«Bienvenue dans notre espace de jeu», clame Paul Finkelstein, EAO, tournoyant dans la cuisine de la Stratford Northwestern Secondary School où ses élèves de 11e et 12e année d’arts culinaires bavardent pendant qu’ils pétrissent de la pâte à pizza et tranchent des tomates. Sans se soucier de la musique que crache la chaîne stéréo, M. Finkelstein s’active entre les postes de travail, incitant un élève à aller faire la vaisselle et un autre à préparer des poitrines de poulet pour les faire mariner.

La classe est chargée de cuisiner pour le café haut en couleur dirigé par les élèves, le Screaming Avocado (screamingavocado.blogspot.ca). «Notre objectif est de sensibiliser les élèves à une alimentation saine et de leur enseigner comment apprêter les aliments, explique M. Finkelstein, ancien chef cuisinier professionnel, en déposant des plateaux de pad thaï et de rotinis dans le chauffe-plat. Nourrir 200 bouches par jour est un objectif ambitieux, mais ils savent se montrer à la hauteur.»

Gérer une cantine avec des élèves apprentis cuisiniers, c’est du gâteau pour un enseignant qui carbure aux défis.

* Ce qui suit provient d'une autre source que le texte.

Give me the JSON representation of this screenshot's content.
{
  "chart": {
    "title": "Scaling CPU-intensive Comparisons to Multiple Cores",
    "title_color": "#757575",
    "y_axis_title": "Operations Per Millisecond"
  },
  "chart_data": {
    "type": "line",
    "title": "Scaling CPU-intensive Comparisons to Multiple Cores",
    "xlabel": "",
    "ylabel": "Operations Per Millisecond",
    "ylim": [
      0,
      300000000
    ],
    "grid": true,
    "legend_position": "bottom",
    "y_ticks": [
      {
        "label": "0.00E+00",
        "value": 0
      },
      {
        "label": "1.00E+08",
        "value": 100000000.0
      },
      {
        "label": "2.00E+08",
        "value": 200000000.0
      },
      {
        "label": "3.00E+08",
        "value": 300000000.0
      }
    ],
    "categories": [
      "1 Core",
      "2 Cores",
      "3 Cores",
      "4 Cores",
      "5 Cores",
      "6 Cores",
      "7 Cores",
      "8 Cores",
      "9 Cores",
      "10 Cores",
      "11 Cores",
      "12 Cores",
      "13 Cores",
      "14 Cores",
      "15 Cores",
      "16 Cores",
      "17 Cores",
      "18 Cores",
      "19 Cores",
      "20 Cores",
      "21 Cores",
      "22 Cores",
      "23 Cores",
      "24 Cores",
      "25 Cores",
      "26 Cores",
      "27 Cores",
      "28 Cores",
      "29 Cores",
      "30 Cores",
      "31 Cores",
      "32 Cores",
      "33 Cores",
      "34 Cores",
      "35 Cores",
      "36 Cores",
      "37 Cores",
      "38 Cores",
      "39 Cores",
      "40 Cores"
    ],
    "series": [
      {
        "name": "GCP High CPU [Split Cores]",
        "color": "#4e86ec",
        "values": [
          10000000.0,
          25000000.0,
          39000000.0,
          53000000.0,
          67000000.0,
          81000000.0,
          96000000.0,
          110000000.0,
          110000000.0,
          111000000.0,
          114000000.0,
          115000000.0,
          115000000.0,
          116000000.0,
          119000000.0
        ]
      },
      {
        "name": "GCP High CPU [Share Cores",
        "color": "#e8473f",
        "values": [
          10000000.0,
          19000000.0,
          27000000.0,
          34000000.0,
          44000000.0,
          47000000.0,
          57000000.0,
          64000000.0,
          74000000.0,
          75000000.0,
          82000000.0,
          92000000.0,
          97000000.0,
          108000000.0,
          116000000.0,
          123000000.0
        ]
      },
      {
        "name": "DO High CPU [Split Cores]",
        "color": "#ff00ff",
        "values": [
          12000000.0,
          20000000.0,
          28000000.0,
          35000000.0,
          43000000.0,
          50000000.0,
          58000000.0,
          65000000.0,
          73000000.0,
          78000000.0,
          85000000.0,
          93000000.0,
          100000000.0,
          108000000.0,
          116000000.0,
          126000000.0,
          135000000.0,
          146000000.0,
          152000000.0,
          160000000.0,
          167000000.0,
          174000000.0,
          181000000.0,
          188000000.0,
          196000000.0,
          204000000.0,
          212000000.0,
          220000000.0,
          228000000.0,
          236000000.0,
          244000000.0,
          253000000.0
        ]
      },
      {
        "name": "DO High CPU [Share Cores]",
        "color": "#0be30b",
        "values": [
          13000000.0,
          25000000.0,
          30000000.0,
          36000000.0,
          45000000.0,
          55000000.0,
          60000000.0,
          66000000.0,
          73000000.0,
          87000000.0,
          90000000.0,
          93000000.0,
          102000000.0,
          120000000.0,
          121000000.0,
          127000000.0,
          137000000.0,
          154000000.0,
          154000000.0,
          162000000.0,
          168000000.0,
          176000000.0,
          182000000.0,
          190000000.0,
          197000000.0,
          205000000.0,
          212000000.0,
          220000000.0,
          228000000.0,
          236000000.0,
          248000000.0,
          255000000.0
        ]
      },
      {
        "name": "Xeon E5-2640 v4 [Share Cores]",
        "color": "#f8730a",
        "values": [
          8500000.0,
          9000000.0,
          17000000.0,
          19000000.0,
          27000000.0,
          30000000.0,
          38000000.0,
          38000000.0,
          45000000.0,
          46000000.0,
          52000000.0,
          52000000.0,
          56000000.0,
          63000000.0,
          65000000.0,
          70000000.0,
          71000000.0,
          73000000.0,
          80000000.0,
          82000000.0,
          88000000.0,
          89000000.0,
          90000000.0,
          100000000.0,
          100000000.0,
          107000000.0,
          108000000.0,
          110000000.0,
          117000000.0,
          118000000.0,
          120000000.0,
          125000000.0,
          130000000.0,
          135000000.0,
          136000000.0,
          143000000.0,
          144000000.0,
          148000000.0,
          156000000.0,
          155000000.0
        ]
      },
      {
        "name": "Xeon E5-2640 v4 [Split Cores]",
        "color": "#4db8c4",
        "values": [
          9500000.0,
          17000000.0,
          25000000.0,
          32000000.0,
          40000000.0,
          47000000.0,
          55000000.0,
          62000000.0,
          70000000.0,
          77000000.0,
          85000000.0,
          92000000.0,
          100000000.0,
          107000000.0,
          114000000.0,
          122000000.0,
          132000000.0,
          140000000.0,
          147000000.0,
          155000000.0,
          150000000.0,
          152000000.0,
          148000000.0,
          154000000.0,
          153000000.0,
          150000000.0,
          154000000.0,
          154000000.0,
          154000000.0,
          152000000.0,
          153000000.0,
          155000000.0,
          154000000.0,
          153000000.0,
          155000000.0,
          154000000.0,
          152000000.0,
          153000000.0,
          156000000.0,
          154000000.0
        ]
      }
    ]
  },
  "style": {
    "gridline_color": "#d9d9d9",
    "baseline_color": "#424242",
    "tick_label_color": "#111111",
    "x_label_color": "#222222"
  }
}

Au cours des 12 dernières années, M. Finkelstein a aidé à l’aménagement d’un jardin potager pour l’école; reçu de grands chefs comme Michael Smith; amassé des milliers de dollars grâce aux dîners concoctés par les élèves et un chef; dirigé des excursions à New York, à Cuba et au Japon; décroché pour sa classe des contrats afin de cuisiner pour le couple royal William et Kate; et animé des séries télévisées du Food Network Canada mettant ses élèves en vedette.

Prendre de grands risques – se traduisant par des récompenses encore plus grandes pour ses élèves – a mérité à M. Finkelstein un Prix du premier ministre pour l’excellence en enseignement (Enseignant de l’année) en 2007-2008 et un Prix du premier ministre pour l’excellence en enseignement en 2011-2012. En décembre 2012, il faisait partie d’un groupe sélect de Canadiens honorés pour leurs contributions et a reçu la Médaille du jubilé de la reine Elizabeth. Pas mal pour quelqu’un qui avait été qualifié par ses propres enseignants du secondaire d’«idiot», d’«insubordonné» et de «cancre».

M. Finkelstein préconise l’apprentissage expérientiel : «Je leur donne des directives, puis la liberté nécessaire, et je les encourage tout au long du processus.»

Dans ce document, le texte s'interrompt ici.